Was ich nicht verstehe
Ein Pferd ist weniger wert als eine Kuh? Gibt es einen "Pferdeüberschuss" in Europa oder wieso verwendet man ausgerechnet Pferdefleisch als "Streckmittel"?
Rind und Schwein, das lass sein.
"Wir müssen bereit sein, wieder mehr Geld für Fleisch auszugeben"
Solche Kampagne gibt es schon, nennt sich "Bio" und dafür gibt es diverse Sigel die das Fleisch um ca. 40% teurer werden lässt.
"Vermutlich treibt uns also nicht die Unwissenheit dazu, Billigfleisch zu kaufen."
Nein, vermutlich treibt es viele Leute dazu weil sie sich nunmal kein Luxus-Bio-Import Fleisch leisten können, bspl. Hartz IV, was soll man essen?
Da kann man auch auf die Packung schreiben "Diese Kuh hieß Ilse und lebte unter schrecklichen Bedingungen", keiner hungert aus Mitleid.
"Er muss hinterfragen, wo sein Essen herkommt und sein Bewusstsein für den Wert von Fleisch und Tierprodukten schärfen."
Ich als Verbraucher muss nichts hinterfragen, denn dafür haben wir diverse Ministerien und Ämter, das Verbraucherschutzamt und Landwirtschaftsministerium muss dafür sorge tragen das ich - der Verbraucher - keine Cholera o.ä. bekomme.
Zum anderen kommt jährlich ein Lebensmittelskandal, letztes Jahr waren es verseuchte Sojasprossen, und auch der armen Gurke wollte man die Schuld geben. Fleisch ist also nicht per sé immer ein Skandal.
Auf der anderen Seite gibt es wundervolle EU-Gesetze die ebenfalls alles regeln, so das in einer Kalbsleberwurst, nichtmal Kalbsleber drinne sein muss, wieso muss also im Rindfleisch Rind drinne sein?
Wo also die Profitgier der Hersteller beginnt, hört die Logik des Gesetzgebers auf.
Zum Glück
muss bei uns auch keiner aus Mitleid hungern. Es gibt schließlich auch noch andere Lebensmittel als Fleisch.
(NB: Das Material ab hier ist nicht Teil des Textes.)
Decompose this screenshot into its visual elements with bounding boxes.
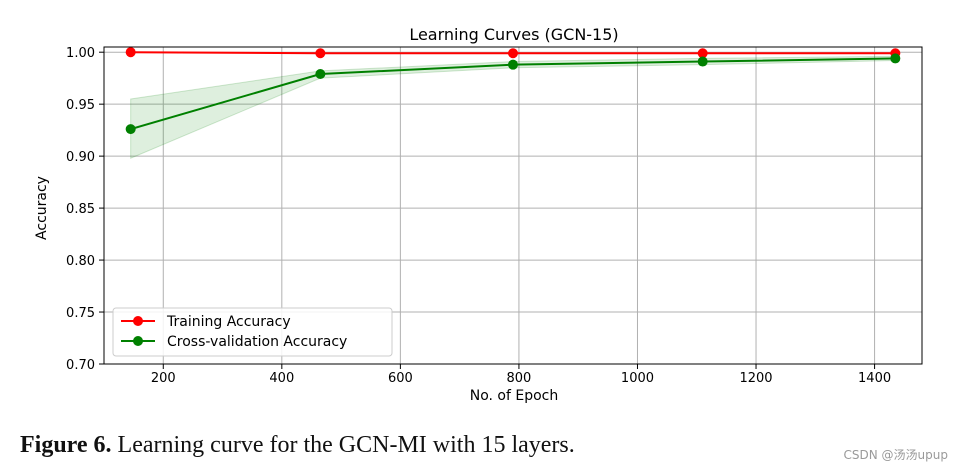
legend-training-label: Training Accuracy (166, 314, 291, 330)
y-axis-label: Accuracy (34, 176, 50, 240)
x-tick-label: 200 (151, 371, 176, 386)
legend-box (112, 307, 393, 357)
legend: Training Accuracy Cross-validation Accur… (112, 307, 393, 357)
cross-validation-confidence-band (130, 55, 896, 159)
cross-validation-data-point (315, 69, 326, 80)
y-tick-label: 0.70 (66, 358, 95, 373)
cross-validation-data-point (508, 59, 518, 70)
x-axis-ticks: 200 400 600 800 1000 1200 1400 (151, 364, 891, 386)
y-axis-ticks: 0.70 0.75 0.80 0.85 0.90 0.95 1.00 (66, 46, 104, 373)
legend-training-marker (133, 316, 143, 326)
figure-caption-text: Learning curve for the GCN-MI with 15 la… (111, 432, 575, 458)
x-tick-label: 1200 (739, 371, 772, 386)
cross-validation-data-point (125, 124, 136, 135)
x-tick-label: 1400 (858, 371, 891, 386)
chart-title: Learning Curves (GCN-15) (409, 25, 618, 44)
legend-cv-marker (133, 336, 143, 346)
training-data-point (697, 48, 708, 59)
training-data-point (125, 47, 136, 58)
training-data-point (508, 48, 518, 59)
y-tick-label: 0.75 (66, 306, 95, 321)
x-tick-label: 1000 (621, 371, 654, 386)
cross-validation-data-point (697, 56, 708, 67)
cross-validation-data-point (890, 53, 901, 64)
y-tick-label: 0.85 (66, 202, 95, 217)
legend-cv-label: Cross-validation Accuracy (167, 334, 347, 350)
watermark: CSDN @汤汤upup (843, 448, 948, 462)
x-tick-label: 800 (507, 371, 532, 386)
y-tick-label: 0.95 (66, 98, 95, 113)
learning-curve-chart: 200 400 600 800 1000 1200 1400 0.70 0.75 0.80 0.8… (34, 25, 923, 404)
y-tick-label: 0.90 (66, 150, 95, 165)
y-tick-label: 1.00 (66, 46, 95, 61)
plot-frame (103, 46, 923, 365)
x-axis-label: No. of Epoch (470, 388, 559, 404)
x-tick-label: 400 (269, 371, 294, 386)
figure-caption: Figure 6. Learning curve for the GCN-MI … (20, 432, 575, 459)
figure-caption-label: Figure 6. (20, 432, 112, 458)
y-tick-label: 0.80 (66, 254, 95, 269)
training-data-point (315, 48, 326, 59)
series-point-layer (125, 47, 901, 135)
x-tick-label: 600 (388, 371, 413, 386)
confidence-band-layer (130, 55, 896, 159)
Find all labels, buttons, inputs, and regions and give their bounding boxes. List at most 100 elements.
Ein Grundrecht auf 3x täglich Fleisch gibt es allerdings nicht, auch wenn der Gesetzgeber mit immensen Subventionen und kaum der Rede werten Tierschutzbestimmungen sein möglichstes tut, es so darzustellen.
Dümmliche Gleichung
Als wenn es so einfach wäre: teurer gleich besser und keine Lebensmittelskandale mehr.
Recherchieren Sie lieber mal, wie Preise entstehen: da werden Sie leicht feststellen, dass gerade die Supermarktketten Fleisch als Lockvogelangebot unter Einkaufspreis anbieten um die Kunden in die Läden zu locken.
Geld wird dann mit anderen Mitnahmeprodukten verdient.
Und "teuer" schützt nich automatisch vor Skandalen!!
Das stimmt so nicht ganz
Es gibt ein Verbot zum Dauerhaften Verkauf unter Einstandspreis.
http://de.wikipedia.org/w...
Das wird nur in Ausnahmefällen genehmigt und wenn 3 x im Jahr schon als Bruch der Ausnahmeregel gilt, rechnet sich das einfach nicht.